Con queste premesse s’intuisce che il centrodestra voglia mantenere la scadenza del voto della Giunta per le autorizzazioni del Senato, già fissata dal presidente forzista Maurizio Gasparri al 20 gennaio. Ieri però la conferenza dei capigruppo di Palazzo Madama ha deciso di sospendere i lavori di Aula e commissioni la settimana prima delle Regionali, con l’eccezione dei decreti legge in scadenza. La decisione della Giunta potrebbe quindi slittare, ma per adesso Gasparri tiene il punto: «Siamo un organo giurisprudenziale, possiamo rientrare tra le deroghe previste, per me è tutto confermato». Ovviamente a sostegno della sua tesi il presidente non cita la campagna elettorale ma il regolamento della Giunta, che prevede il voto entra trenta giorni dalla richiesta arrivata il 17 dicembre; termine che però non è perentorio, a differenza di quello stabilito per la pronuncia dell’Aula, entro sessanta giorni. Dell’eventuale rinvio (al quale potrebbero avere interesse, per ragioni opposte a quelle di Salvini, i partiti della maggioranza orientati a dire sì al processo) i senatori discuteranno già oggi, quando Gasparri farà la sua relazione sul «caso Gregoretti» e formulerà la propria proposta: verosimilmente un no all’autorizzazione a procedere, come già avvenuto un anno fa per il caso Diciotti. Molto simile, sebbene non identico, a quello su cui si dibatte ora.
Il Senato non deve stabilire se l’ex ministro dell’Interno ha commesso un reato vietando lo sbarco di 131 migranti tra il 27 e il 31 luglio scorso (questo l’ha già verificato, per ora, il Tribunale dei ministri; poi eventualmente lo confermeranno o meno altri giudici), bensì valutare se «abbia agito per la tutela di un interesse dello Stato costituzionalmente rilevante ovvero per il perseguimento di un preminente interesse pubblico». Cosa che Salvini ha confermato nella memoria difensiva inviata al Senato, in cui ha ricostruito «l’attività di tutta la compagine governativa nella gestione dell’evento». Tentando così di coinvolgere nell’iniziale divieto di sbarco, prima che fosse deciso il ricollocamento dei profughi nel resto d’Europa, anche il premier Conte e l’allora vicepremier Di Maio. Come nella vicenda Diciotti, per la quale la ex maggioranza Lega-Cinque Stelle negò l’autorizzazione a procedere.
Stavolta i grillini hanno già annunciato il voto favorevole al processo, e la discussione nelle prossime sedute di Giunta servirà a chiarire le posizioni di tutti i gruppi.

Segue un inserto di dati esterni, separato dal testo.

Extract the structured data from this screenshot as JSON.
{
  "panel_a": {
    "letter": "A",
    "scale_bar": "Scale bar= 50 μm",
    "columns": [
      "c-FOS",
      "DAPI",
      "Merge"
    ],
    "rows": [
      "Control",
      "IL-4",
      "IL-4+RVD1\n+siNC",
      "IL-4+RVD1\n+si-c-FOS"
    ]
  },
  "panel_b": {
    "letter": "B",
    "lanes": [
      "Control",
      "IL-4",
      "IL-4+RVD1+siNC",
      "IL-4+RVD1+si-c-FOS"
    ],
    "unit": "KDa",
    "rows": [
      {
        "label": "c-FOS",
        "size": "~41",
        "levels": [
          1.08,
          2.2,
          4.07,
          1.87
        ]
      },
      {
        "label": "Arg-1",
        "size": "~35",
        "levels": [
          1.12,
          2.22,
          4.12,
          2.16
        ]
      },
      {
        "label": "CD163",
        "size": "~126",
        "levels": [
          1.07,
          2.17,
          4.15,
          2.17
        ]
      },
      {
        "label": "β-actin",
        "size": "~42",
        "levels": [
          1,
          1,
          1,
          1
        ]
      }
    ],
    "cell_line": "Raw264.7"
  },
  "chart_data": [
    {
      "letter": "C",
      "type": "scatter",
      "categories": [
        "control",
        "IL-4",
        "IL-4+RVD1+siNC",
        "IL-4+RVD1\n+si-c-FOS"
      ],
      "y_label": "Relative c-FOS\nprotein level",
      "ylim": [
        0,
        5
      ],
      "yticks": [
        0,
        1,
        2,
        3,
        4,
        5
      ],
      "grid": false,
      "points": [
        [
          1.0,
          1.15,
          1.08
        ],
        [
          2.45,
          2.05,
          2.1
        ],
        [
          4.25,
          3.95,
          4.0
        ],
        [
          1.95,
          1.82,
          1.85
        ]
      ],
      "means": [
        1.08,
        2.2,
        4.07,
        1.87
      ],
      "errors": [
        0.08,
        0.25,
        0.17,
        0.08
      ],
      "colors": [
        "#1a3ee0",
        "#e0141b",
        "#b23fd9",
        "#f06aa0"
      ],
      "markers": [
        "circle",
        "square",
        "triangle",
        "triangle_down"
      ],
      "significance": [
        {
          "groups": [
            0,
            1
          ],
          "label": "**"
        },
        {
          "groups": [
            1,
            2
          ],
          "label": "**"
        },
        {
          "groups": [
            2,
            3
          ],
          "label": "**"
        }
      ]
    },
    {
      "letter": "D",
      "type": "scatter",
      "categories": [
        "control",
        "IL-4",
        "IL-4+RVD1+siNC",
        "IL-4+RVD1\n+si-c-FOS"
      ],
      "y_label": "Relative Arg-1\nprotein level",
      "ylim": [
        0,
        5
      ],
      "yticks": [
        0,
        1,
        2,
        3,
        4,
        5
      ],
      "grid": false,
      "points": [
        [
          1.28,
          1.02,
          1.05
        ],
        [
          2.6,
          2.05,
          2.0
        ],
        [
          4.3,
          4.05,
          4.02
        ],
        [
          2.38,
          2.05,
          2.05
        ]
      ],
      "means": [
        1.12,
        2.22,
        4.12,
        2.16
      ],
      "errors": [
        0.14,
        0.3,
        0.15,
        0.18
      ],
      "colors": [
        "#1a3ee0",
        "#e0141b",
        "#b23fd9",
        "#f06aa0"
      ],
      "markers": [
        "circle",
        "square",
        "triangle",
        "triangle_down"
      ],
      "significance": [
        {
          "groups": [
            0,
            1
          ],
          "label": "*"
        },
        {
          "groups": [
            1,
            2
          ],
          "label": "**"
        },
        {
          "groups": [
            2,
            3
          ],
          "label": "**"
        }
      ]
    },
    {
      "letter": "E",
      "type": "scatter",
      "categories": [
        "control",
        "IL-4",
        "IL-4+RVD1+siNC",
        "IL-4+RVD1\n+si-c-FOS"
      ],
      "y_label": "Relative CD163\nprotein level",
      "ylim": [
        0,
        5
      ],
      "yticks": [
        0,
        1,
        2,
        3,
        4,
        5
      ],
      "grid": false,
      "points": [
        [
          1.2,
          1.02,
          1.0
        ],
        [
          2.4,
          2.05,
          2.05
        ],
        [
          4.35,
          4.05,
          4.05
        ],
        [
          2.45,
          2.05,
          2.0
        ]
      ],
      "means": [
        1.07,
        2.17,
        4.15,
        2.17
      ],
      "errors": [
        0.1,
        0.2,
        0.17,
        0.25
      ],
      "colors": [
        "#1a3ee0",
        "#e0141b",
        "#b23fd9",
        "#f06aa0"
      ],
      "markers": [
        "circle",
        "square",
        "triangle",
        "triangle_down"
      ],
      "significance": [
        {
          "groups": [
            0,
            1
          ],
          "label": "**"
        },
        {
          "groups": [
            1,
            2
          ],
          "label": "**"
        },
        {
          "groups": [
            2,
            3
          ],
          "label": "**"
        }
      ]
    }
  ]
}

Anche alla luce degli atti dell’inchiesta, da cui si evincono le differenze con il caso Diciotti. Che esistono pure secondo la Procura di Catania, che aveva chiesto l’archivizione sia un anno fa che adesso. Tuttavia, mentre per la Diciotti i pm ritennero che il ritardato sbarco fosse un atto politico sottratto alla giurisdizione penale, stavolta negano persino la sussistenza del reato. Sia sotto il profilo soggettivo, e dunque delle intenzioni di Salvini, che sul piano oggettivo: quattro giorni costretti a bordo di una nave militare, con la necessaria assistenza sanitaria e alimentare, non sarebbero un periodo di tempo «apprezzabile» per tramutarsi in sequestro di persona. Il Tribunale dei ministri, però, s’è convinto del contrario, e adesso tocca alla politica prendere una decisione politica.